Entonces fue cuando comenzó, para David Cobos, la pesadilla.

El doctor Payot tabaleó ligeramente sobre la mesa con la punta del lápiz.

—Y por supuesto, nadie ha podido explicar lo que ocurrió —dijo.

No era una pregunta, sino una afirmación. De hecho los periódicos se habían ocupado de airear sin lugar a dudas, los primeros días, cuando la noticia dio sensacionalmente la vuelta al mundo, la incomprensibilidad de su repentina aparición, en orbita estacionaria, en un lugar por cuyas inmediaciones no había pasado ninguna nave desde hacía más de setenta y dos horas. Los tripulantes de la nave de vigilancia y rescate se habían quedado alucinados cuando sus detectores señalaron de pronto la presencia de un cuerpo extraño, del tamaño y características de un hombre vestido con un traje espacial y llevando un equipo impulsor completo, en una zona del espacio donde en el rastreo anterior de la pantalla, treinta segundos antes, no se había detectado absolutamente nada. La investigación posterior del suceso embarulló a un más el asunto. El carguero intergaláctico Pólux II había partido efectivamente hacía más de tres años en viaje a Argos, y en estos momentos debía hallarse en su camino de regreso a más de cien años luz de distancia. Por supuesto, cualquier comunicación con la nave era imposible hasta que la deceleración de los hipermotores redujera su velocidad por debajo de la de la luz y las ondas de radio.
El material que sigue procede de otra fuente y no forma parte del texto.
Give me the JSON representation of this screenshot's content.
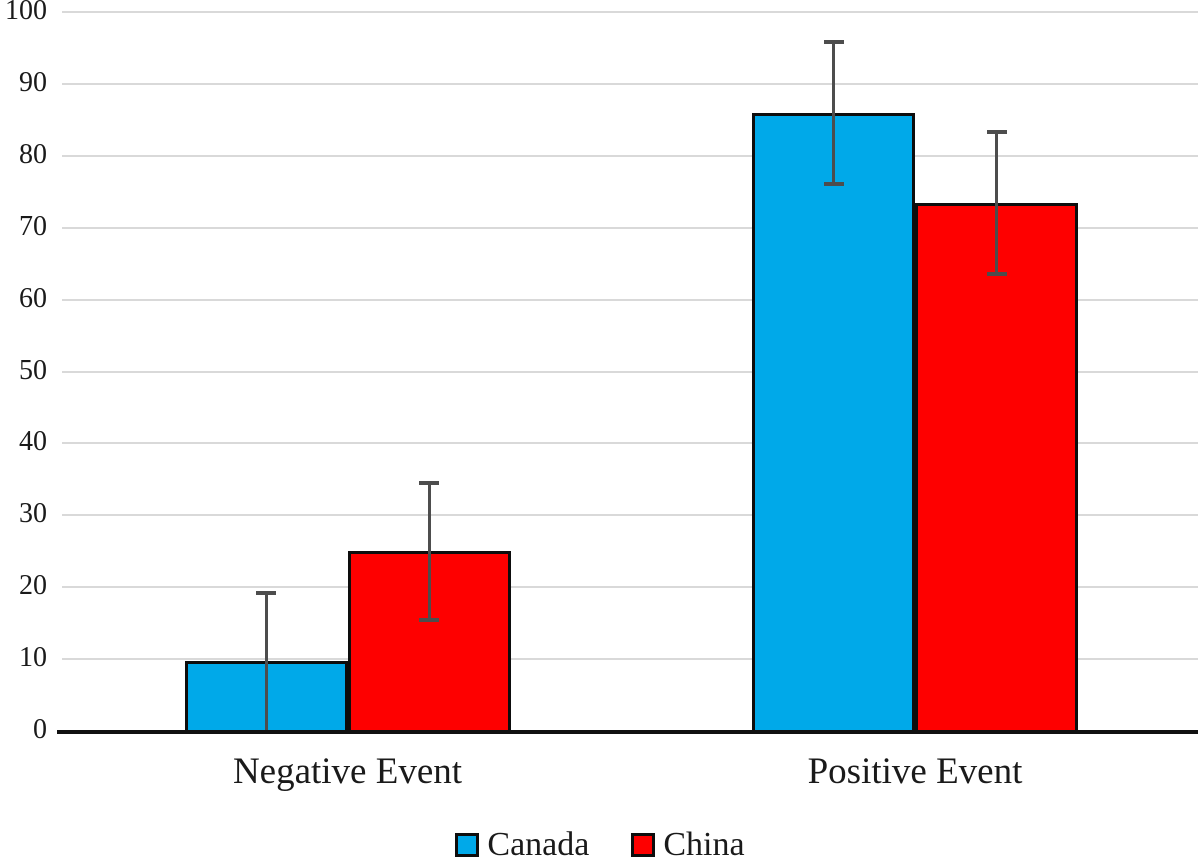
{
  "chart_data": {
    "type": "bar",
    "title": "",
    "xlabel": "",
    "ylabel": "",
    "categories": [
      "Negative Event",
      "Positive Event"
    ],
    "series": [
      {
        "name": "Canada",
        "color": "#00A9E9",
        "values": [
          9.7,
          86.0
        ],
        "errors": [
          9.7,
          9.9
        ]
      },
      {
        "name": "China",
        "color": "#FE0000",
        "values": [
          25.0,
          73.5
        ],
        "errors": [
          9.6,
          10.0
        ]
      }
    ],
    "ylim": [
      0,
      100
    ],
    "yticks": [
      0,
      10,
      20,
      30,
      40,
      50,
      60,
      70,
      80,
      90,
      100
    ],
    "grid": "horizontal",
    "legend_position": "bottom",
    "colors": {
      "gridline": "#d9d9d9",
      "axis": "#111111",
      "error_bar": "#4d4d4d",
      "bar_border": "#0d0d0d",
      "text": "#1a1a1a",
      "background": "#ffffff"
    }
  }
}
Pero David Cobos figuraba efectivamente entre los miembros de la tripulación del carguero, su identidad había sido establecida sin lugar a dudas a la partida, y el viaje era sin escalas. No había ninguna explicación a su repentina aparición en órbita estacionaria en torno a la Tierra, con los depósitos de oxígeno de su impulsor casi vacíos, y presa de una excitación que rozaba casi la histeria. Sus propias declaraciones, cuando consiguió alcanzar un estado parecido a la normalidad y fue capaz de hablar, aún ayudaron menos a la investigación. Se hicieron cábalas y se apuntaron hipótesis. Los responsables de la investigación intentaron racionalizar el hecho, sin conseguir nada convincente. Los periódicos y la televisión se lanzaron a tumba abierta por la pendiente de lo descabellado, atrayendo, aunque fuera brevemente, la atención de un público ansioso de prodigios y maravillas. Pero incluso los prodigios y las maravillas acaban por aburrir, y el tema no ofrecía posibilidades de expansión. Pronto se llegó a una vía muerta, y la consunción acabó con él. El asunto pasó a engrosar el aún no demasiado voluminoso pero si bastante selecto capitulo de los misterios no resueltos del espacio.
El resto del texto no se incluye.